August is hummingbird season in Virginia. Catching these guys means high speed and a lot of bright light, so there’s several things going on with this photo. While the bird is well exposed except for a small section on its breast, some other areas are blown, the flower has some clipped blues and there are out of gamut colors.
I took this as an opportunity to try out the new Filmic V4 color reconstruction (I turned off the highlight reconstruction module), and also did some tweaking with the tone equalizer, color balance, color zones (to selectively reduce the blue saturation) and employed some exposure masks. I’m not sure if I used to new Filmic reconstruction
Nice job Jade, I think your version has a good treatment of the bird as well as good control of the blue in the flower.
I appreciate the difficulty of getting a good shot of a hummer. We have a feeder out back and I’ve been working on getting a good shot however to date, I’ve not been successful (and then there is the post…).
I have no idea what to do about the blue flowers and why those are so saturated.
Reds also appear to be very saturated.
When I lover saturation of the blues, the flowers become red.
I got “auto scolded” for replying individually to everyone, so I put you all in a single post:
@Jade_NL , thanks. That’s the problem with hummingbirds… they’re attracted to the brightest and loudest colors. I’ve found the camera really has a problem with those deep blue colors. It’s been a real challenge to bring them into control without introducing false color and artifacts.

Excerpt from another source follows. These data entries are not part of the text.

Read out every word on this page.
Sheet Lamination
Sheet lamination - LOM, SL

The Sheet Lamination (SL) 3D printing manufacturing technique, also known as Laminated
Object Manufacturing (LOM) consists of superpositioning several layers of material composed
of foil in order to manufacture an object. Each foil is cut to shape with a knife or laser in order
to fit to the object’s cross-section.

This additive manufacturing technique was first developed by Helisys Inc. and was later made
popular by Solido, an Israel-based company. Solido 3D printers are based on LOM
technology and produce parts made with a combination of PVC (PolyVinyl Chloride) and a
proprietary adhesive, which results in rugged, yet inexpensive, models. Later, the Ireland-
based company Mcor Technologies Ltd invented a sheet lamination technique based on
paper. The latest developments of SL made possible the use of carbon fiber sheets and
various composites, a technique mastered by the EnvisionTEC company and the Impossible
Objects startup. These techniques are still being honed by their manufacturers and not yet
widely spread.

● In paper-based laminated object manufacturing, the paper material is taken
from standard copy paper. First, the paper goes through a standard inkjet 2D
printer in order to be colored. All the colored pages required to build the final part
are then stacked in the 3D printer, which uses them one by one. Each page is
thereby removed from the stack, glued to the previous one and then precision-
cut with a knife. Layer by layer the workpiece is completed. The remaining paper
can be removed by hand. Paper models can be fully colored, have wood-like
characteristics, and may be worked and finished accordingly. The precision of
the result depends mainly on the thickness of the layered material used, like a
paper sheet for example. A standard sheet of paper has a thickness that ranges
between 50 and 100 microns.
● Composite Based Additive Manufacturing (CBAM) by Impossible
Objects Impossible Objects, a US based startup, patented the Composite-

@grsnovi , hummers are a challenge and they’re a nice break from the herons, egrets and Canada geese (aka flying trash cans) that I normally shoot. Getting backyard shots from my feeder is hard because they’re so territorial and spend more time chasing each other around than feeding. I found that taping all but one feeder hole and having the camera set and ready on a tripod really helps… after that I’ll get about 15 seconds every 20 minutes to get my shot. I took this at a public garden that has acres of blooms, so their territorial behavior isn’t as much of a problem.
@gaaned92 , Thanks! The difficulty was with the blue flowers. I found it hard to get them into a condition where they weren’t dominating the image, showed false color, or looked cartoonish. And, as you said, the picture was largely properly exposed.

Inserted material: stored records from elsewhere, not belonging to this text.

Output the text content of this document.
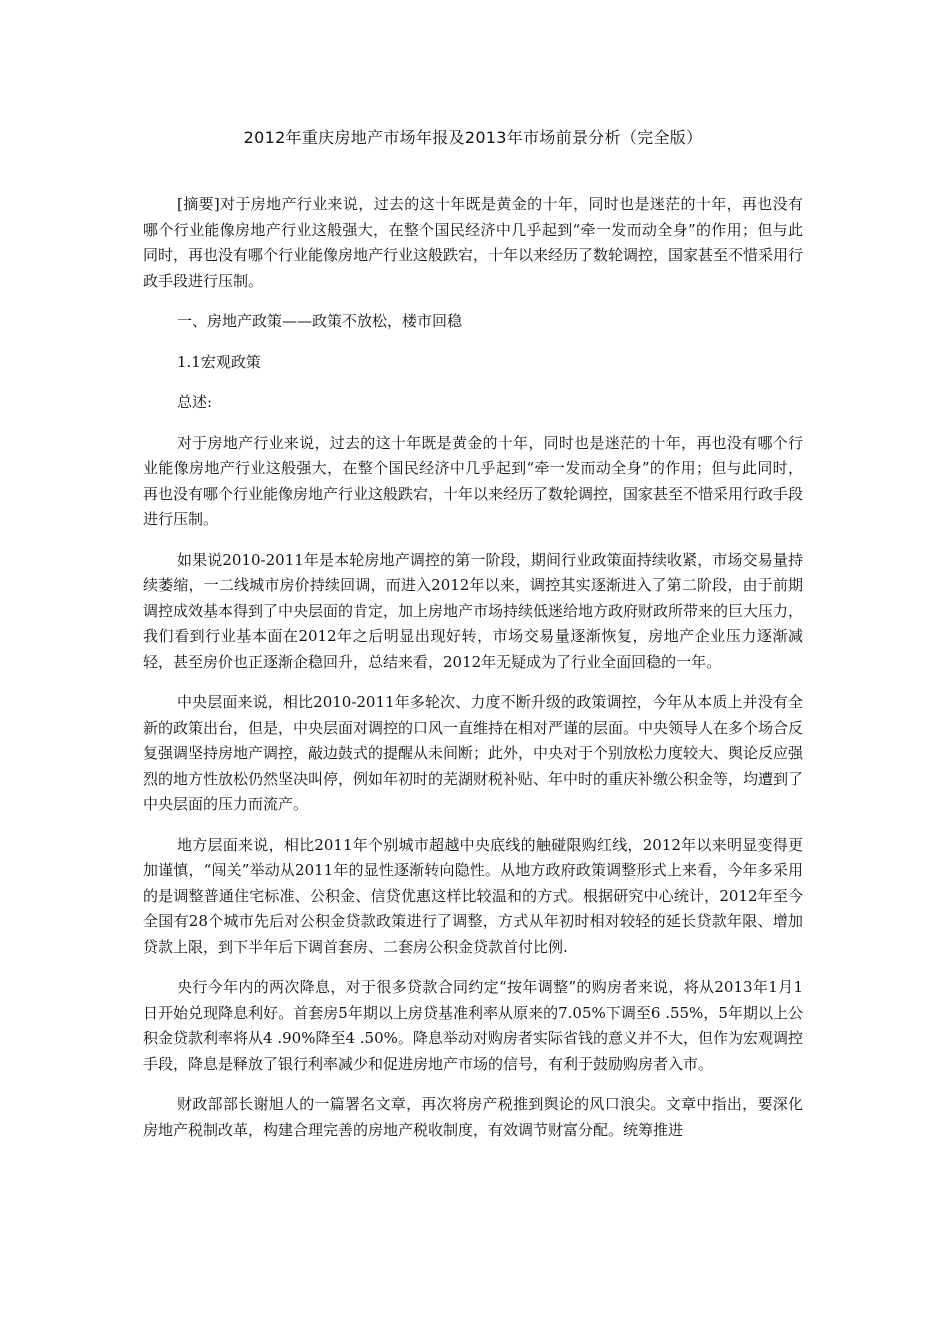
2012年重庆房地产市场年报及2013年市场前景分析（完全版）

[摘要]对于房地产行业来说，过去的这十年既是黄金的十年，同时也是迷茫的十年，再也没有哪个行业能像房地产行业这般强大，在整个国民经济中几乎起到“牵一发而动全身”的作用；但与此同时，再也没有哪个行业能像房地产行业这般跌宕，十年以来经历了数轮调控，国家甚至不惜采用行政手段进行压制。

一、房地产政策——政策不放松，楼市回稳

1.1宏观政策

总述:

对于房地产行业来说，过去的这十年既是黄金的十年，同时也是迷茫的十年，再也没有哪个行业能像房地产行业这般强大，在整个国民经济中几乎起到“牵一发而动全身”的作用；但与此同时，再也没有哪个行业能像房地产行业这般跌宕，十年以来经历了数轮调控，国家甚至不惜采用行政手段进行压制。

如果说2010-2011年是本轮房地产调控的第一阶段，期间行业政策面持续收紧，市场交易量持续萎缩，一二线城市房价持续回调，而进入2012年以来，调控其实逐渐进入了第二阶段，由于前期调控成效基本得到了中央层面的肯定，加上房地产市场持续低迷给地方政府财政所带来的巨大压力，我们看到行业基本面在2012年之后明显出现好转，市场交易量逐渐恢复，房地产企业压力逐渐减轻，甚至房价也正逐渐企稳回升，总结来看，2012年无疑成为了行业全面回稳的一年。

中央层面来说，相比2010-2011年多轮次、力度不断升级的政策调控，今年从本质上并没有全新的政策出台，但是，中央层面对调控的口风一直维持在相对严谨的层面。中央领导人在多个场合反复强调坚持房地产调控，敲边鼓式的提醒从未间断；此外，中央对于个别放松力度较大、舆论反应强烈的地方性放松仍然坚决叫停，例如年初时的芜湖财税补贴、年中时的重庆补缴公积金等，均遭到了中央层面的压力而流产。

地方层面来说，相比2011年个别城市超越中央底线的触碰限购红线，2012年以来明显变得更加谨慎，“闯关”举动从2011年的显性逐渐转向隐性。从地方政府政策调整形式上来看，今年多采用的是调整普通住宅标准、公积金、信贷优惠这样比较温和的方式。根据研究中心统计，2012年至今全国有28个城市先后对公积金贷款政策进行了调整，方式从年初时相对较轻的延长贷款年限、增加贷款上限，到下半年后下调首套房、二套房公积金贷款首付比例.

央行今年内的两次降息，对于很多贷款合同约定“按年调整”的购房者来说，将从2013年1月1日开始兑现降息利好。首套房5年期以上房贷基准利率从原来的7.05%下调至6 .55%，5年期以上公积金贷款利率将从4 .90%降至4 .50%。降息举动对购房者实际省钱的意义并不大，但作为宏观调控手段，降息是释放了银行利率减少和促进房地产市场的信号，有利于鼓励购房者入市。

财政部部长谢旭人的一篇署名文章，再次将房产税推到舆论的风口浪尖。文章中指出，要深化房地产税制改革，构建合理完善的房地产税收制度，有效调节财富分配。统筹推进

I don’t have those problems with the hummers feeding off red or orange blooms… go figure.
@tim, youd did a nice job bringing those blooms under control… I’m looking forward to reading your xmp file
@KristijanZic – that’s what I’m talking about! I was able to somewhat tame the vivid blues by decreasing the midrange saturation in Filmic and once again in Color Zones. It’s been a tough battle with those blue flowers. The hummers sure like them, though!
Nice capture. I did something horrible, I don’t have spectral data for a Canon 800D but I do have some for the 600D. On the assumption that Canon is using consistent Bayer filters in their similar cameras, I made a SSF profile from the 600D and assigned it to this 800D image:
@ggbutcher, thanks, I wish I understood what you just said. My searches are finding that blue clipping is a more common problem than I realized. I’m trying to see how I can better correct that in Darktable. One thing for certain is that I still don’t have the hang of the new highlight reconstruction.
That’s what got me started on these profiles, blue “pileup” at the output gamut boundaries. These profiles made from spectral sensitivity data are LUT profiles, so they can do a non-continuous transform of the colors to avoid that pileup.
Here’s the Canon 600D profile I made: Canon_600D.icc (212.5 KB)
The perfect play raw - great subject, with tricky highlights, saturation and noise. I found filmic the key to taming the flowers (as best I could), at the expense of a little contrast. Wasn’t sure if they were meant to be royal blue or violet in colour. Went with violet.